RustOS implements a three-tier approach combining the best aspects of multiple alternatives:
For trusted, performance-critical code:
// Zero-copy, direct invocation
let result = file_capability.read_direct(buffer).await?;For untrusted or complex operations:
let response = capability_channel
.send(FileSystemOperation::Read { offset: 0, size: 1024 })
.await?;Minimal set for bootstrapping and debugging:
// Only for initial capability acquisition
unsafe {
syscall!(ACQUIRE_INITIAL_CAPABILITIES, capability_spec_ptr)

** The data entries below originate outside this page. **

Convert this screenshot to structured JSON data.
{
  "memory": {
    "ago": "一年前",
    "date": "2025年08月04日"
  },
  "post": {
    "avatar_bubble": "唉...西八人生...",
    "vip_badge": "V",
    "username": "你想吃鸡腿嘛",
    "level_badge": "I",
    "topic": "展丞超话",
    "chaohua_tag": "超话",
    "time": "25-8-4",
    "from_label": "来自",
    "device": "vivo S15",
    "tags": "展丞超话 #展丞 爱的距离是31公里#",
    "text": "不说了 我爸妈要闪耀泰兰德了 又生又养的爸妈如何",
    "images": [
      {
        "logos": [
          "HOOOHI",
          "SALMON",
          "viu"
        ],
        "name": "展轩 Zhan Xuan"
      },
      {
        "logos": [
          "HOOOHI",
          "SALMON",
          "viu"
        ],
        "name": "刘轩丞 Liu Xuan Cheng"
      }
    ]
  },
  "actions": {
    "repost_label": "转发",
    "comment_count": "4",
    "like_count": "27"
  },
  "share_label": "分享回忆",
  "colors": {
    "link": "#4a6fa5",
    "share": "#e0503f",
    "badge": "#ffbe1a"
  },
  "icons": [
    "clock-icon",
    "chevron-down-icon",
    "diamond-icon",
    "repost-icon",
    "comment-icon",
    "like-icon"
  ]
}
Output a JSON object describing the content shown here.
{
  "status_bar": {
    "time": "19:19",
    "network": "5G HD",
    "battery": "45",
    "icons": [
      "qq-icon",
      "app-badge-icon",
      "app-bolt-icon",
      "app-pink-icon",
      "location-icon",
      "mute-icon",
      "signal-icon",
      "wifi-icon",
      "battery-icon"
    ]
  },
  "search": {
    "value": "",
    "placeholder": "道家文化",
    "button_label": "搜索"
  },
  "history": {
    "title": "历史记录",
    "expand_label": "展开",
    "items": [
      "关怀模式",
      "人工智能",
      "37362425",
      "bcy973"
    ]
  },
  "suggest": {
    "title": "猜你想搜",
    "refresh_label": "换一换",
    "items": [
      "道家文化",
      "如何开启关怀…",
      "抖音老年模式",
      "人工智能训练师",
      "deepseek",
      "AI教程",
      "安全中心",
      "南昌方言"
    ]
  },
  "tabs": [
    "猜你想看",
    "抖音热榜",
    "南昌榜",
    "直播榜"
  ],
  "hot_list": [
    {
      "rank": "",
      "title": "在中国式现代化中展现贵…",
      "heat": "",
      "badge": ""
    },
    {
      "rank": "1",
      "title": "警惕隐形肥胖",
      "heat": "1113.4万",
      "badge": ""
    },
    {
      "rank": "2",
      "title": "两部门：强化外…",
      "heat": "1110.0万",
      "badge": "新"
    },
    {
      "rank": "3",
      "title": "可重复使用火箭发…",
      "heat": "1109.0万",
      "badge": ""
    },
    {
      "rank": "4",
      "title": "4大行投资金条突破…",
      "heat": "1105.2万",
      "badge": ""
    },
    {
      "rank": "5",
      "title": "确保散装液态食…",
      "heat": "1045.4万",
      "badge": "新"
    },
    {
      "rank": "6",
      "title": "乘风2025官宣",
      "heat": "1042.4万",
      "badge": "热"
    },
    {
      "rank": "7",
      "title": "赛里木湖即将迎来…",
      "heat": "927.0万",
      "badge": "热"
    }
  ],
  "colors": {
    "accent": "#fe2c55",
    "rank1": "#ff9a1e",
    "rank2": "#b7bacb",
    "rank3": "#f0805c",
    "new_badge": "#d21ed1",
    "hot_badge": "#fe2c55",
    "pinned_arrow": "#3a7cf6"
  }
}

}| Approach | Latency | Throughput | Security | Complexity |
|---|---|---|---|---|
| Traditional Syscalls | High | Low | Medium | Low |
| Pure Message Passing | High | Medium | High | High |
| Shared Memory | Low | High | Low | High |
| eBPF Sandboxing | Very Low | Very High | High | Very High |
| Hardware Fast Syscalls | Medium | Medium | Medium | Medium |
| Unikernel | Very Low | Very High | Very Low | Low |
| RustOS Capability Channels | Low | High | High | Medium |
- Principle of Least Privilege: Each capability grants only specific permissions
- Unforgeable: Capabilities cannot be created or modified by user code
- Revocable: Capabilities can be revoked at any time
- Delegatable: Capabilities can be safely shared between processes
- Type-Safe: Rust's type system prevents capability misuse
// Traditional syscall approach
let fd = unsafe { libc::open(path.as_ptr(), O_RDONLY) };
if fd < 0 { return Err(Error::from_errno()); }
let bytes_read = unsafe { libc::read(fd, buffer.as_mut_ptr(), buffer.len()) };
unsafe { libc::close(fd); }
// RustOS capability channel approach
let file_cap = capability_runtime
.request_file_capability(path, FileAccess::ReadOnly)
.await?;
let content = file_cap.read_to_end().await?;
// Capability automatically revoked when dropped- Intel MPK (Memory Protection Keys): Hardware-enforced capability boundaries
- ARM Pointer Authentication: Unforgeable capability tokens
- RISC-V Capability Hardware: Native capability support in hardware
- Capability Correctness: Mathematical proofs of capability system properties
- Information Flow Control: Formal verification of information flow policies
- Temporal Logic: Verification of capability lifecycle properties
- Batched Operations: Multiple operations in single capability invocation
- Speculative Execution: Predictive capability pre-loading
- NUMA-Aware Capabilities: Capability placement for NUMA systems
This document represents ongoing research into kernel/user mode interaction alternatives. The RustOS approach continues to evolve based on implementation experience and performance analysis.